HHS Gender Identity Rules Subject to Nationwide Injunction

July 16, 2024

On July 3, 2024, the US District Court for the Southern District of Mississippi issued a stay on the effective date of parts of the final rule issued by HHS on May 6, 2024 (the May 2024 Rule), that applies the ACA Section 1557 nondiscrimination provisions to discrimination on the basis of gender identity. For more information on this rule, see the article in the May 7, 2024, edition of Compliance Corner

The May 2024 Rule was scheduled to take effect on July 5, 2024. On May 30, 2024, the states of Tennessee and Mississippi joined with 13 other states to file a complaint for declaratory and injunctive relief from the rule on the grounds that it exceeded HHS’ statutory authority in violation of the Administrative Procedures Act (APA). 

In the midst of this litigation, and just one week before the May 2024 Rule’s effective date, the Supreme Court of the United States issued its ruling in Loper Bright Enterprises v. Raimondo, holding that federal agencies were no longer entitled to the deference accorded to them by its 1984 decision in Chevron, U.S.A., Inc. v. Natural Resources Defense Council, Inc.  

With its two-step framework for judicial review of agency rules (sometimes called the “Chevron Two-Step”), Chevron had been the linchpin of federal administrative law upon which courts have relied for decades. Using the Chevron Two-Step analysis, courts would first determine whether Congress directly spoke to the precise question at issue through the language of the applicable statute (the first step). If so, then that ended the analysis. If not, then, using the second step (sometimes called “Chevron deference”) the court would determine whether the agency’s interpretation with respect to the specific issues was based upon a reasonable or permissible construction of the statute. 

The Loper Bright court overturned Chevron, holding that the APA requires courts to exercise their independent judgment in deciding whether an agency has acted within its statutory authority, rather than deferring to an agency’s interpretation simply because statutory language is ambiguous.  

The Mississippi court issued its injunction just three days after the Loper Bright ruling and relied primarily upon Loper Bright’s rejection of Chevron’s deference for its decision. In the court’s view, the May 2024 Rule unreasonably conflates the phrase “on the basis of sex” from Title VII of the Civil Rights Act of 1964 (Title VII) and upon which the Supreme Court relied to prohibit employment discrimination on the basis of being gay or transgender in Bostock v. Clayton County with “on the basis of gender identity” in its May 2024 Rule prohibiting discrimination on that basis under ACA Section 1557 and for that reason stayed the rule’s July 5, 2024 effective date. 
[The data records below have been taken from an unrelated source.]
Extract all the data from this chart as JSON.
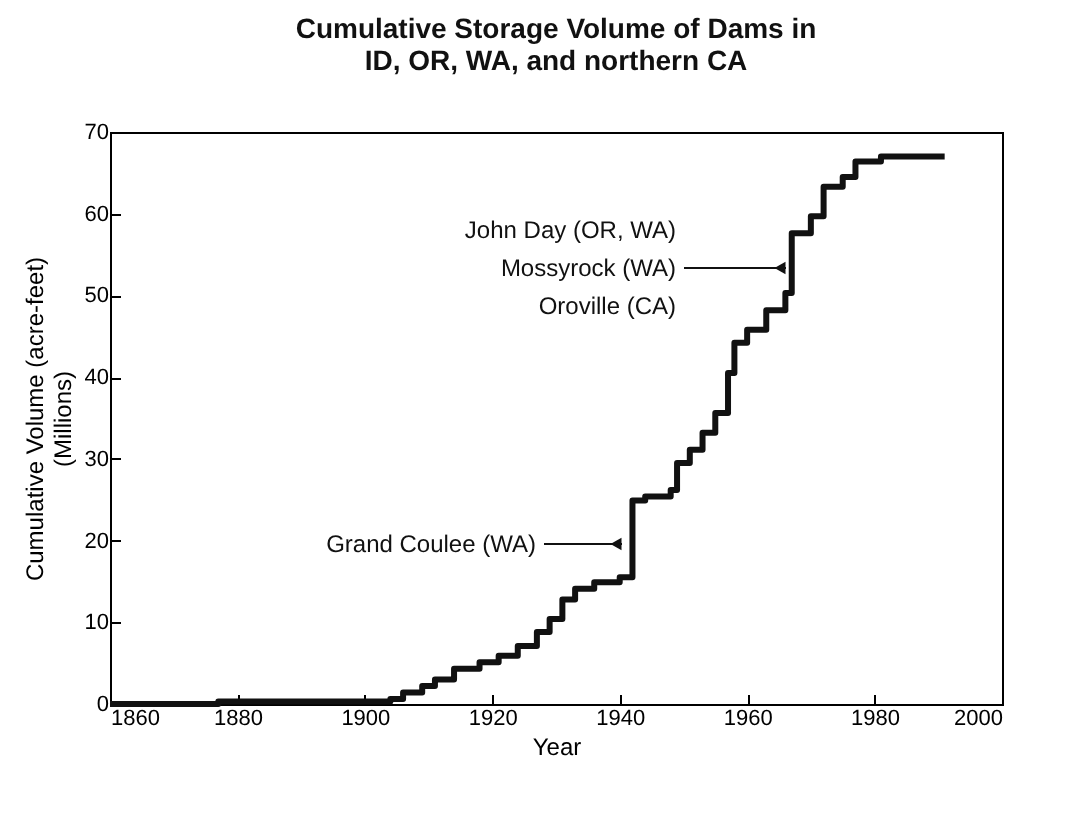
{
  "chart_data": {
    "type": "step",
    "title": "Cumulative Storage Volume of Dams in\nID, OR, WA, and northern CA",
    "xlabel": "Year",
    "ylabel": "Cumulative Volume (acre-feet)\n(Millions)",
    "x": [
      1860,
      1877,
      1904,
      1906,
      1909,
      1911,
      1914,
      1918,
      1921,
      1924,
      1927,
      1929,
      1931,
      1933,
      1936,
      1940,
      1942,
      1944,
      1948,
      1949,
      1951,
      1953,
      1955,
      1957,
      1958,
      1960,
      1963,
      1966,
      1967,
      1970,
      1972,
      1975,
      1977,
      1981,
      1991
    ],
    "series": [
      {
        "color": "#111111",
        "values": [
          0,
          0.3,
          0.6,
          1.4,
          2.2,
          3.0,
          4.3,
          5.1,
          5.9,
          7.1,
          8.8,
          10.4,
          12.8,
          14.1,
          14.9,
          15.5,
          24.9,
          25.4,
          26.2,
          29.5,
          31.1,
          33.2,
          35.6,
          40.5,
          44.2,
          45.8,
          48.2,
          50.3,
          57.6,
          59.7,
          63.3,
          64.5,
          66.4,
          67.0,
          67.0
        ]
      }
    ],
    "xlim": [
      1860,
      2000
    ],
    "xticks": [
      1860,
      1880,
      1900,
      1920,
      1940,
      1960,
      1980,
      2000
    ],
    "ylim": [
      0,
      70
    ],
    "yticks": [
      0,
      10,
      20,
      30,
      40,
      50,
      60,
      70
    ],
    "grid": false,
    "annotations": [
      "John Day (OR, WA)",
      "Mossyrock (WA)",
      "Oroville (CA)",
      "Grand Coulee (WA)"
    ]
  }
}
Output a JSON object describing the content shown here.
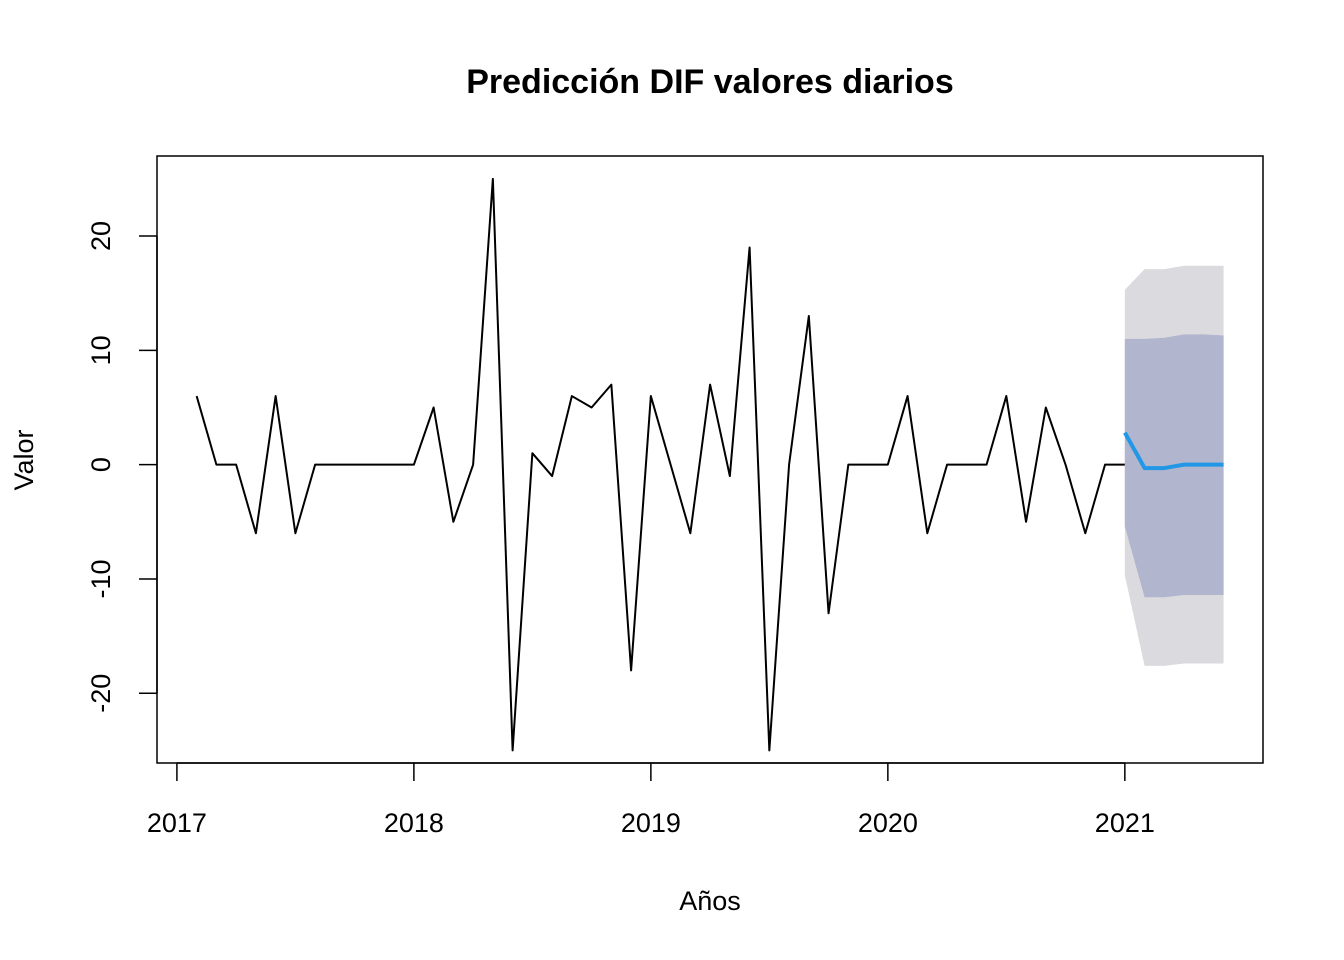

HHS is all but certain to appeal the court’s decision to the Fifth Circuit, including a request for a lifting of the stay or, short of that, restrictions upon its jurisdictional scope. In the meantime, though, the court’s nationwide injunction on the new HHS rules stands until further notice. Given Section 1557’s limited application to federally funded healthcare programs and activities, its actual application to private employer-sponsored health plans remains a subject of continued discussion. Nevertheless, private employers are generally subject to Title VII’s prohibition on discrimination against gay and transgender employees (as expressed by the Supreme Court in Bostock), a prohibition that can potentially extend to employer-sponsored health plans, at least according to a recent Fourth Circuit decision. Both public and private employers should therefore remain aware of ongoing legal developments in this area and should consult with legal counsel regarding the application of Section 1557 to their specific plans.